Minify your HTML on the fly!
Posted 09/18/2013 by asura
Minification is the process of removing unnecessary characters from the source code without changing its functionality. In some cases, this process drastically reduces the size of the files.
We commonly use minification for css and javascript files using libraries similar to SquishIt. These libraries not only minify at runtime but also give you a way to combine multiple css/js calls into one. It helps with the performance due to reduction in page size and also the number of calls to the server.
When it comes to HTML minification its a different story especially when it comes to Sitecore and asp.net websites. HTML minification at design time is not acceptable since it makes it difficult to change/add HTML.HTML minification at runtime is the best option, but should this be done in the page render or in the global.asax or higher up?

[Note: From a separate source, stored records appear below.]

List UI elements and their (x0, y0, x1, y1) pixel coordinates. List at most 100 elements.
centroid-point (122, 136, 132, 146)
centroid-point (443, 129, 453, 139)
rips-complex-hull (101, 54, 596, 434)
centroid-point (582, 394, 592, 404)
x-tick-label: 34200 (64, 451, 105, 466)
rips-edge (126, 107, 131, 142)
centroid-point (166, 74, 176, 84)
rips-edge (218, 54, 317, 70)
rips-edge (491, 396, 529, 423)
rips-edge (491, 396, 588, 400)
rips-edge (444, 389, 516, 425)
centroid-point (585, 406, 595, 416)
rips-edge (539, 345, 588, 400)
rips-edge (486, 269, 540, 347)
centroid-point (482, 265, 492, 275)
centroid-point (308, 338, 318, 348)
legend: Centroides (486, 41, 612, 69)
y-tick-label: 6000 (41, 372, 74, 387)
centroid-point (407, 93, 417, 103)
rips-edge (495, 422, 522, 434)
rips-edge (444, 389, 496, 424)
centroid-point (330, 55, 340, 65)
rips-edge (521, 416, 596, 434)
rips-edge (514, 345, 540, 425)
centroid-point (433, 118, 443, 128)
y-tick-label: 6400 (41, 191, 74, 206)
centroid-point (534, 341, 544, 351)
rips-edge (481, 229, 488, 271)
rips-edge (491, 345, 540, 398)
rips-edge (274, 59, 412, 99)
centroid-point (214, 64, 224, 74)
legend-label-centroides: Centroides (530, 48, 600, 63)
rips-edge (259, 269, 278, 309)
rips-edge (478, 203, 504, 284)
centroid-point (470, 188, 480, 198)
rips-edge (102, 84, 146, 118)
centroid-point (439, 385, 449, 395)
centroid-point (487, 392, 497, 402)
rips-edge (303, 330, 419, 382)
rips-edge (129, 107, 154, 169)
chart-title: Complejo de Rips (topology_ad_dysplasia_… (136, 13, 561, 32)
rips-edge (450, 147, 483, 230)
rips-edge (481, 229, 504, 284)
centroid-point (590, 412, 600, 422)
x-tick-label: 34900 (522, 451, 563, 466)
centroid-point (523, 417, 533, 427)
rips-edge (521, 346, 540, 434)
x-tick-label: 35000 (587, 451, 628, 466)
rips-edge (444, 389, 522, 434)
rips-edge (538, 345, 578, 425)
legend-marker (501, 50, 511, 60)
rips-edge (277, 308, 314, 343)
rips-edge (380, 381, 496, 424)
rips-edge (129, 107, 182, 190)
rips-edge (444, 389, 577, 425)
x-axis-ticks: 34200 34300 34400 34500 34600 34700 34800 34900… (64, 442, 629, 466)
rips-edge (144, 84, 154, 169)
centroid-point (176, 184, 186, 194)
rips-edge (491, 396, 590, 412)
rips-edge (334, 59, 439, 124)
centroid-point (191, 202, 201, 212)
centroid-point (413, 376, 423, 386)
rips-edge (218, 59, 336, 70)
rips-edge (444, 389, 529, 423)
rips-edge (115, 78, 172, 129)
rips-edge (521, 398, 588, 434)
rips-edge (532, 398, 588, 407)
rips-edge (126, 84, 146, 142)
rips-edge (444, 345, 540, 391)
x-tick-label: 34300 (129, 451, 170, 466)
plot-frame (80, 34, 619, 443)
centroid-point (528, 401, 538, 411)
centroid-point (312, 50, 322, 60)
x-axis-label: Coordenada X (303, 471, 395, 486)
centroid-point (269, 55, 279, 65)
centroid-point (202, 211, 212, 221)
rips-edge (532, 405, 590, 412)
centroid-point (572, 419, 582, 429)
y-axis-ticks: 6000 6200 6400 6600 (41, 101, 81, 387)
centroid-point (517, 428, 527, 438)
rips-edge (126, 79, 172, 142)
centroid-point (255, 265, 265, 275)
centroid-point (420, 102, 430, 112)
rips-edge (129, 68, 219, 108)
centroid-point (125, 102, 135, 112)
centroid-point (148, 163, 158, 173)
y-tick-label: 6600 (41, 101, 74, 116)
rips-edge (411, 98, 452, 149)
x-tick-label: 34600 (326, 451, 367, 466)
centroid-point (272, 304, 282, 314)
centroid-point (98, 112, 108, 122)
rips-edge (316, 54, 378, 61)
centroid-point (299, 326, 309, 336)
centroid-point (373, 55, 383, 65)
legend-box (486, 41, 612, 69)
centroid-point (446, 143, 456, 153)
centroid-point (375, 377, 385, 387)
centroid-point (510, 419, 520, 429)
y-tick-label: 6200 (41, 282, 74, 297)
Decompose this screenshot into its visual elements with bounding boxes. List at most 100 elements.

Our solution was to make it so that you can easily integrate it in to any Sitecore implementation without any code change. Our solution installs a DLL in the bin folder, a config file in the App_Config\Include folder and depending on the IIS version, you would need to add configuration to web.config.

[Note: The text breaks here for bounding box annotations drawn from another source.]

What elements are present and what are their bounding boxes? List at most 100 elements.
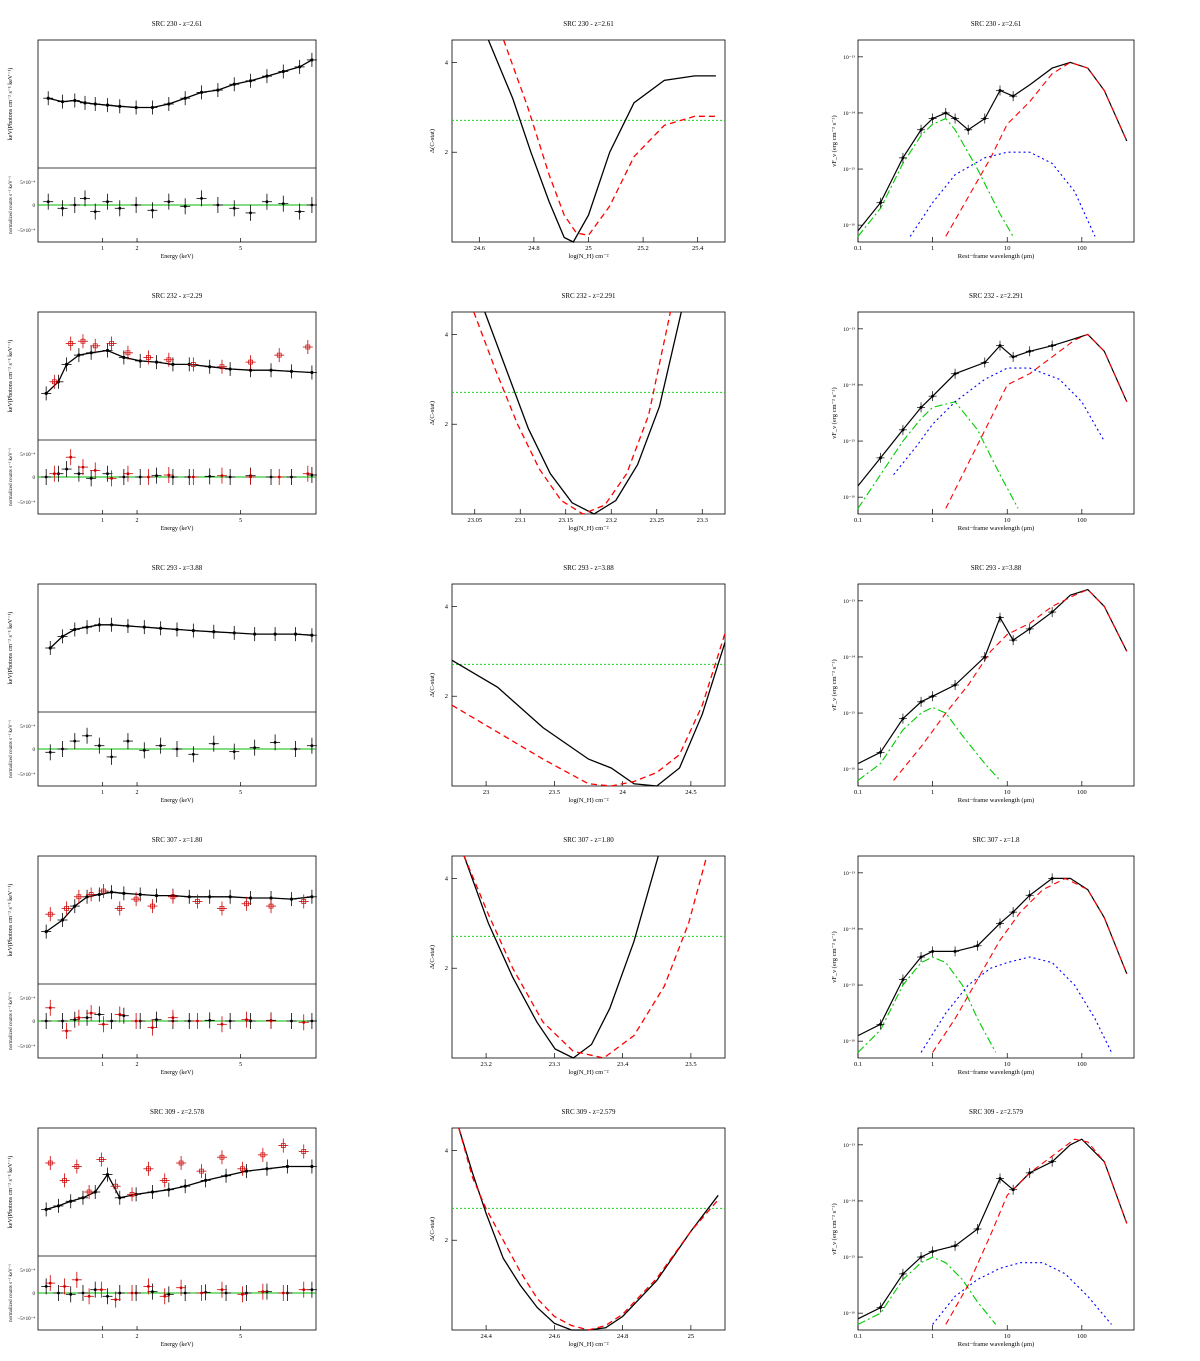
xray-xlabel: Energy (keV) — [161, 253, 194, 260]
xray-data-point — [269, 896, 273, 900]
xray-data-point — [219, 906, 225, 911]
xray-resid-point — [302, 1288, 306, 1292]
xray-data-point — [105, 1173, 110, 1177]
nh-xtick-label: 23.4 — [617, 1061, 629, 1068]
xray-data-point — [117, 906, 123, 911]
sed-ytick-label: 10⁻¹⁴ — [843, 383, 855, 389]
xray-resid-point — [171, 1016, 175, 1020]
xray-resid-point — [224, 1291, 228, 1295]
xray-resid-point — [290, 1019, 293, 1023]
sed-photometry-point — [953, 372, 957, 376]
xray-data-point — [99, 1157, 104, 1162]
xray-title: SRC 232 - z=2.29 — [152, 292, 203, 300]
xray-data-point — [118, 104, 122, 108]
xray-resid-point — [118, 206, 122, 210]
sed-ylabel: νF_ν (erg cm⁻² s⁻¹) — [831, 387, 838, 438]
xray-data-point — [60, 634, 65, 639]
xray-data-point — [81, 1196, 85, 1200]
xray-resid-point — [277, 475, 281, 479]
sed-photometry-point — [878, 201, 882, 205]
sed-photometry-point — [1050, 876, 1054, 880]
xray-resid-point — [306, 472, 310, 476]
xray-data-point — [276, 352, 282, 358]
nh-panel-4: SRC 307 - z=1.80 23.2 23.3 23.4 23.5 2 4 log(N_… — [429, 836, 726, 1076]
xray-data-point — [265, 1167, 269, 1171]
xray-resid-point — [110, 755, 113, 759]
xray-data-point — [73, 627, 77, 632]
xray-resid-point — [81, 465, 85, 469]
nh-title: SRC 309 - z=2.579 — [561, 1108, 616, 1116]
xray-resid-point — [310, 1288, 314, 1292]
sed-xtick-label: 10 — [1004, 1333, 1011, 1340]
nh-title: SRC 230 - z=2.61 — [563, 20, 614, 28]
xray-resid-point — [63, 1285, 66, 1288]
sed-photometry-point — [901, 156, 905, 160]
sed-curve-starburst — [945, 333, 1128, 509]
xray-data-point — [122, 891, 126, 895]
xray-resid-point — [151, 208, 154, 212]
sed-panel-2: SRC 232 - z=2.291 0.1 1 10 100 10⁻¹⁶ 10⁻¹⁵ 10⁻¹… — [831, 292, 1135, 532]
xray-title: SRC 230 - z=2.61 — [152, 20, 203, 28]
xray-data-point — [195, 899, 200, 904]
xray-data-point — [93, 1190, 97, 1194]
nh-xtick-label: 24.5 — [685, 789, 696, 796]
xray-resid-tick-label: −5×10⁻⁴ — [17, 228, 35, 234]
sed-photometry-point — [931, 949, 935, 953]
xray-resid-point — [167, 1292, 171, 1296]
xray-resid-point — [44, 1019, 48, 1023]
sed-xtick-label: 10 — [1004, 789, 1011, 796]
nh-xtick-label: 23.15 — [558, 517, 573, 524]
xray-data-point — [289, 369, 294, 373]
xray-data-point — [97, 892, 101, 897]
sed-curve-total — [857, 1138, 1128, 1320]
sed-photometry-point — [931, 694, 935, 698]
sed-ytick-label: 10⁻¹³ — [843, 55, 855, 61]
xray-data-point — [150, 105, 155, 110]
sed-xtick-label: 0.1 — [854, 245, 862, 252]
xray-data-point — [232, 631, 236, 635]
sed-photometry-point — [1028, 627, 1032, 631]
sed-photometry-point — [998, 921, 1002, 925]
xray-resid-point — [69, 1292, 73, 1296]
sed-ytick-label: 10⁻¹³ — [843, 327, 855, 333]
xray-data-point — [310, 1164, 314, 1169]
nh-frame — [451, 855, 726, 1059]
sed-title: SRC 230 - z=2.61 — [971, 20, 1022, 28]
xray-resid-point — [48, 1281, 52, 1285]
xray-resid-point — [81, 1291, 85, 1295]
xray-data-point — [244, 901, 249, 907]
nh-xtick-label: 23.5 — [549, 789, 560, 796]
xray-data-point — [301, 899, 307, 904]
sed-xlabel: Rest−frame wavelength (μm) — [958, 1069, 1034, 1076]
xray-resid-point — [281, 1291, 285, 1295]
xray-resid-point — [61, 1019, 64, 1023]
xray-data-point — [74, 1164, 80, 1169]
xray-data-point — [126, 624, 130, 628]
sed-ytick-label: 10⁻¹³ — [843, 1143, 855, 1149]
sed-xlabel: Rest−frame wavelength (μm) — [958, 1341, 1034, 1348]
sed-photometry-point — [953, 683, 957, 687]
xray-resid-point — [171, 475, 175, 479]
xray-data-point — [208, 365, 212, 369]
sed-xtick-label: 1 — [931, 245, 934, 252]
xray-resid-point — [130, 1291, 134, 1295]
xray-frame — [37, 311, 317, 515]
xray-resid-point — [77, 1016, 81, 1020]
xray-data-point — [133, 896, 139, 902]
xray-resid-point — [48, 1006, 52, 1010]
sed-xtick-label: 0.1 — [854, 789, 862, 796]
xray-model-line — [48, 59, 313, 109]
sed-photometry-point — [983, 655, 987, 659]
sed-photometry-point — [901, 717, 905, 721]
xray-data-point — [310, 633, 314, 637]
xray-xtick-label: 1 — [101, 790, 104, 796]
sed-photometry-point — [901, 977, 905, 981]
sed-ytick-label: 10⁻¹⁶ — [843, 1039, 855, 1045]
xray-resid-point — [106, 200, 109, 204]
sed-photometry-point — [998, 1177, 1002, 1180]
sed-photometry-point — [919, 405, 923, 409]
xray-resid-tick-label: −5×10⁻⁴ — [17, 500, 35, 506]
sed-photometry-point — [953, 117, 957, 121]
xray-data-point — [46, 96, 50, 100]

We will be improving this module as we use it more in our projects and add useful features in the near future.
Once installed you can tweak the configuration file NTT.Minifier.Config. Below is an example:
The module code will not execute if the HTMLContentType is set to false or if the Debug flag is set to true. At this point in time, we are only minifying HTML on the fly.
To accomplish this, we created an HTTP Module using which we handle the PostReleaseRequestState event. This event is fired in a HTTP Application when all the request event handlers and the request state data is stored. This is the last possible event before the generated output is pushed out to the client web browser.

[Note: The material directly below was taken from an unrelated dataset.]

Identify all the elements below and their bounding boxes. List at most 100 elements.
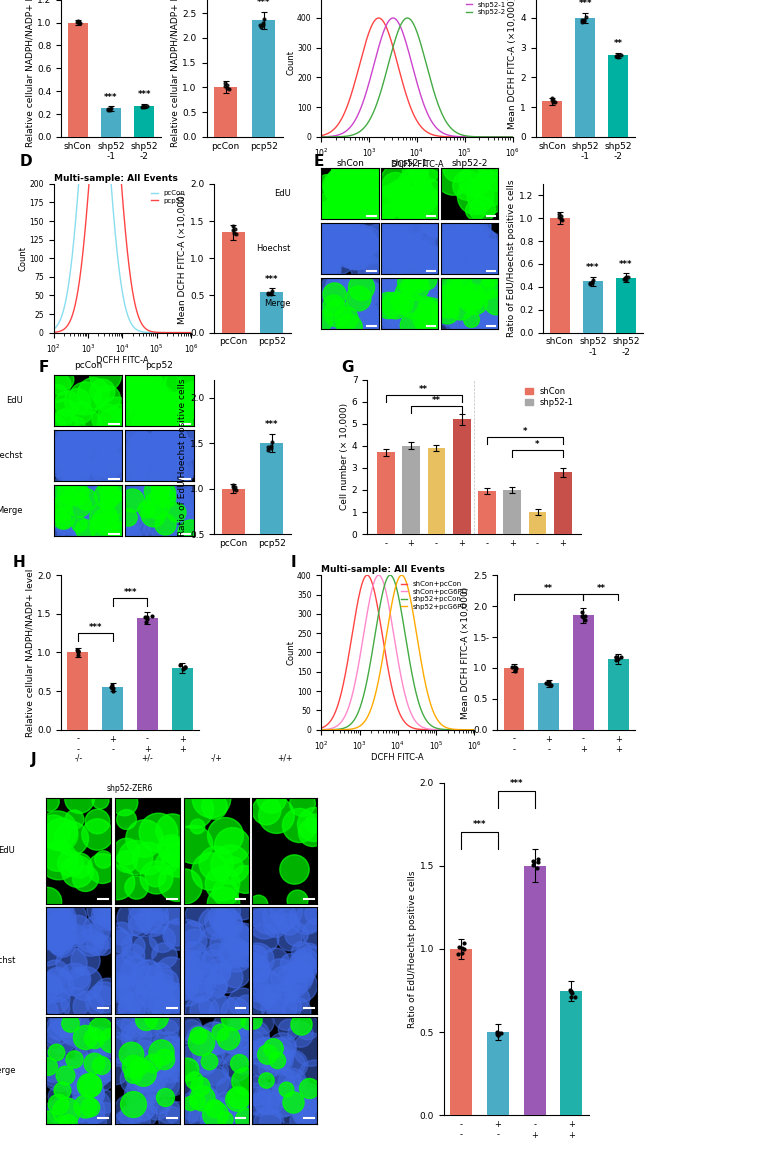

For each request, we check if the HTMLContentType is true and Debug is false. Once the condition has been met, we check to make sure the url doesn't contain the ExcludedKeywords, like /sitecore and checks if the ExcludeExtensions are ignored. These checks save a lot of time during processing. On average, the request takes 38 milliseconds to process but the performance gain is while the content gets downloaded on to the client. The HTML payload was typically reduced by 10 - 20%.
Before Compression:

After Compression:

Once all the checks are done, we minify the html by running multiple Regex queries. We are doing this by defining the Regex and the ReplaceWith by using a custom class called Expression. Here is a sample:
namespace NTT.Minifier
{
public class Expression
{
public Expression(Regex expr, string replaceWith = "")
{ RegularExpression = expr; ReplaceWith = replaceWith; }
public Regex RegularExpression { get; private set; }
public string ReplaceWith { get; private set; }
}
}
Here is a sample of the Regex load:
//tabs
expressionList.Add(new Expression(new Regex("\t", RegexOptions.Compiled | RegexOptions.Multiline)));
//space before tag
expressionList.Add(new Expression(new Regex(@"\s+<", RegexOptions.Multiline | RegexOptions.Compiled), " <"));
//space after tag
expressionList.Add(new Expression(new Regex(@">\s+", RegexOptions.Compiled | RegexOptions.Multiline), "> "));
//multiple spaces
expressionList.Add(new Expression(new Regex(@"^\s+", RegexOptions.Multiline | RegexOptions.Compiled)));
//comment tags excep IE if statements
expressionList.Add(new Expression(new Regex(@"", RegexOptions.Singleline | RegexOptions.Compiled), string.Empty));
In the Write method, we loop through the expressions and run the Regex's on the buffer string:
//convert byte array to string
string bufferString = Encoding.Default.GetString(buffer);
//loop all the expressions
foreach (Expression expr in expressionList)
{
bufferString = expr.RegularExpression.Replace(bufferString, expr.ReplaceWith);
}
//write the content with converting in bytes
outputStream.Write(Encoding.Default.GetBytes(bufferString), offset, Encoding.Default.GetByteCount(bufferString));
Notice that we maintain the encoding on the document. You can force UTF8 encoding if you choose to.
In general, I found that removing newline characters (/r/n) causes issues with form post in Google Chrome web browser. In particular, the OnSubmit javascript method doesn't get triggered, so all validations are ignored and the form submits.